Concerning the issue of illegal immigration, while I have sympathy for honest, hard-working and law-abiding long-term illegals, I have believed that the law was clear on what should be done with them: they should be deported.  However my habitual need to understand the whole story and untangle its complexities, (or perhaps it was that spicy snack at bedtime),  caused me to awaken this morning mulling over a different idea.

Which leads me to the proposal that there may be a legal argument that crystalizes and explains the seemingly inexplicable and indefensible: that open-border advocates believe that people who came here illegally and have even broken laws in order to stay and work here, should be allowed to stay and be Americans once they are eventually discovered.

I have intentionally avoided doing any internet research on this point, preferring to work out my thoughts on the basis of a general feeling about what it fair under the law as I remember it.

Squatters’ rights, adverse possession and the creation of an easement.

In the common law there was a principle that helped deal with the sometimes confusing succession of ownership of real property. I have never heard another soul make this argument explicitly, but it is implied in the vague notion that some illegal immigrants have been here so long it may be inequitable, and therefore wrong, to make them leave.

The way it worked was this. If a landowner noticed that people were crossing his land as a shortcut to town and, for whatever reason, tolerated it. And after a certain number of years he sought to put up a fence across the path in order to block their way, he could be estopped from building the fence on the grounds that he had, by his previous lack of action, tacitly granted permission for the use, with the eventual creation of an Easement, or right-of-way to the travelers. And that they had, by Adverse Possession of his land, eventually acquired the right to cross it.

As I recall, but it was more than sixty years ago, there were also cases where a person may have built a dwelling on the land of another, who did not object or evict him, until eventually, the squatter obtained the right to stay, again by Adverse Possession of the land.

It seems to me, unless an actual lawyer can tell my why it isn’t so, that illegal immigrants from Mexico may have obtained the right to stay and work here by Adverse Possession, and the creation of what is analogous to an Easement.
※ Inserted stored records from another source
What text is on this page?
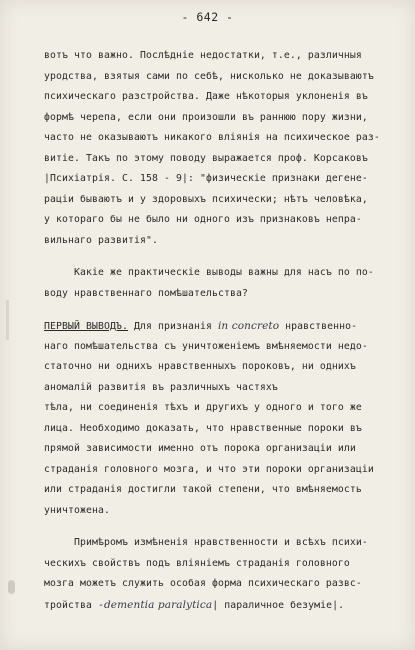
- 642 -
вотъ что важно. Послѣдніе недостатки, т.е., различныя
уродства, взятыя сами по себѣ, нисколько не доказываютъ
психическаго разстройства. Даже нѣкоторыя уклоненія въ
формѣ черепа, если они произошли въ раннюю пору жизни,
часто не оказываютъ никакого вліянія на психическое раз-
витіе. Такъ по этому поводу выражается проф. Корсаковъ
|Психіатрія. С. 158 - 9|: "физическіе признаки дегене-
раціи бываютъ и у здоровыхъ психически; нѣтъ человѣка,
у котораго бы не было ни одного изъ признаковъ непра-
вильнаго развитія".
Какіе же практическіе выводы важны для насъ по по-
воду нравственнаго помѣшательства?
ПЕРВЫЙ ВЫВОДЪ. Для признанія in concreto нравственно-
наго помѣшательства съ уничтоженіемъ вмѣняемости недо-
статочно ни однихъ нравственныхъ пороковъ, ни однихъ
аномалій развитія въ различныхъ частяхъ
тѣла, ни соединенія тѣхъ и другихъ у одного и того же
лица. Необходимо доказать, что нравственные пороки въ
прямой зависимости именно отъ порока организаціи или
страданія головного мозга, и что эти пороки организаціи
или страданія достигли такой степени, что вмѣняемость
уничтожена.
Примѣромъ измѣненія нравственности и всѣхъ психи-
ческихъ свойствъ подъ вліяніемъ страданія головного
мозга можетъ служить особая форма психическаго развс-
тройства -dementia paralytica| параличное безуміе|.
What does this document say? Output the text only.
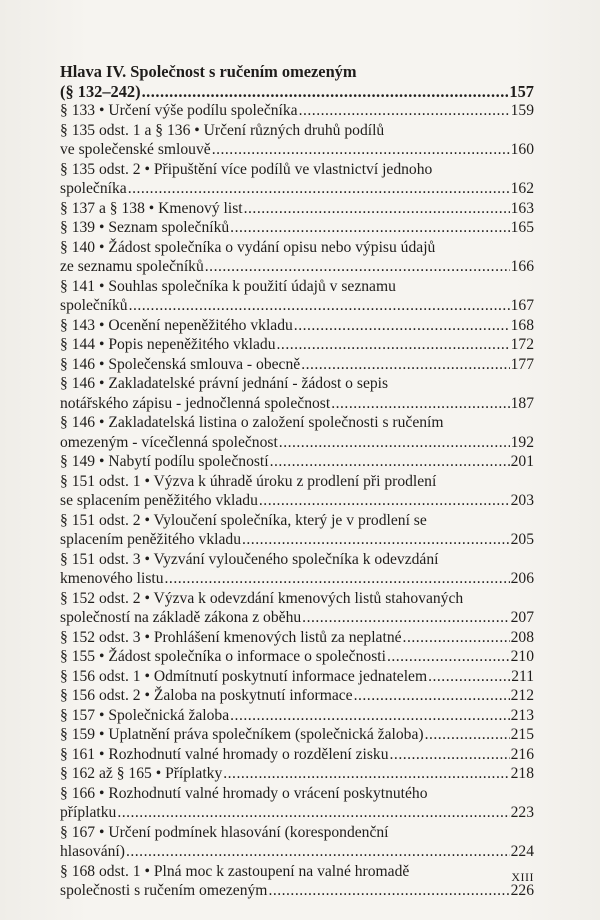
Hlava IV. Společnost s ručením omezeným
(§ 132–242) .....	157
§ 133 • Určení výše podílu společníka .....	159
§ 135 odst. 1 a § 136 • Určení různých druhů podílů
ve společenské smlouvě .....	160
§ 135 odst. 2 • Připuštění více podílů ve vlastnictví jednoho
společníka .....	162
§ 137 a § 138 • Kmenový list .....	163
§ 139 • Seznam společníků .....	165
§ 140 • Žádost společníka o vydání opisu nebo výpisu údajů
ze seznamu společníků .....	166
§ 141 • Souhlas společníka k použití údajů v seznamu
společníků .....	167
§ 143 • Ocenění nepeněžitého vkladu .....	168
§ 144 • Popis nepeněžitého vkladu .....	172
§ 146 • Společenská smlouva - obecně .....	177
§ 146 • Zakladatelské právní jednání - žádost o sepis
notářského zápisu - jednočlenná společnost .....	187
§ 146 • Zakladatelská listina o založení společnosti s ručením
omezeným - vícečlenná společnost .....	192
§ 149 • Nabytí podílu společností .....	201
§ 151 odst. 1 • Výzva k úhradě úroku z prodlení při prodlení
se splacením peněžitého vkladu .....	203
§ 151 odst. 2 • Vyloučení společníka, který je v prodlení se
splacením peněžitého vkladu .....	205
§ 151 odst. 3 • Vyzvání vyloučeného společníka k odevzdání
kmenového listu .....	206
§ 152 odst. 2 • Výzva k odevzdání kmenových listů stahovaných
společností na základě zákona z oběhu .....	207
§ 152 odst. 3 • Prohlášení kmenových listů za neplatné .....	208
§ 155 • Žádost společníka o informace o společnosti .....	210
§ 156 odst. 1 • Odmítnutí poskytnutí informace jednatelem .....	211
§ 156 odst. 2 • Žaloba na poskytnutí informace .....	212
§ 157 • Společnická žaloba .....	213
§ 159 • Uplatnění práva společníkem (společnická žaloba) .....	215
§ 161 • Rozhodnutí valné hromady o rozdělení zisku .....	216
§ 162 až § 165 • Příplatky .....	218
§ 166 • Rozhodnutí valné hromady o vrácení poskytnutého
příplatku .....	223
§ 167 • Určení podmínek hlasování (korespondenční
hlasování) .....	224
§ 168 odst. 1 • Plná moc k zastoupení na valné hromadě
společnosti s ručením omezeným .....	226
XIII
In other words, there is a time-honored legal principle that appears to me to support the right of illegal immigrants who have been here a long time to stay here as long as they wish, other things being equal. Naturally, those other things would include the legality of their behavior while living here, and the balancing of their overall contribution as members of the community against the harm caused by breaking whatever laws they may have violated.

It will take a real lawyer to decide whether this argument could actually be made, but I would rather see the issue argued head-on within the existing system of jurisprudence than fought out in the push and shove of the streets or the battle of the false narratives that constitutes political arena.

Now it’s time for me to do some reading to see whether this approach is possible.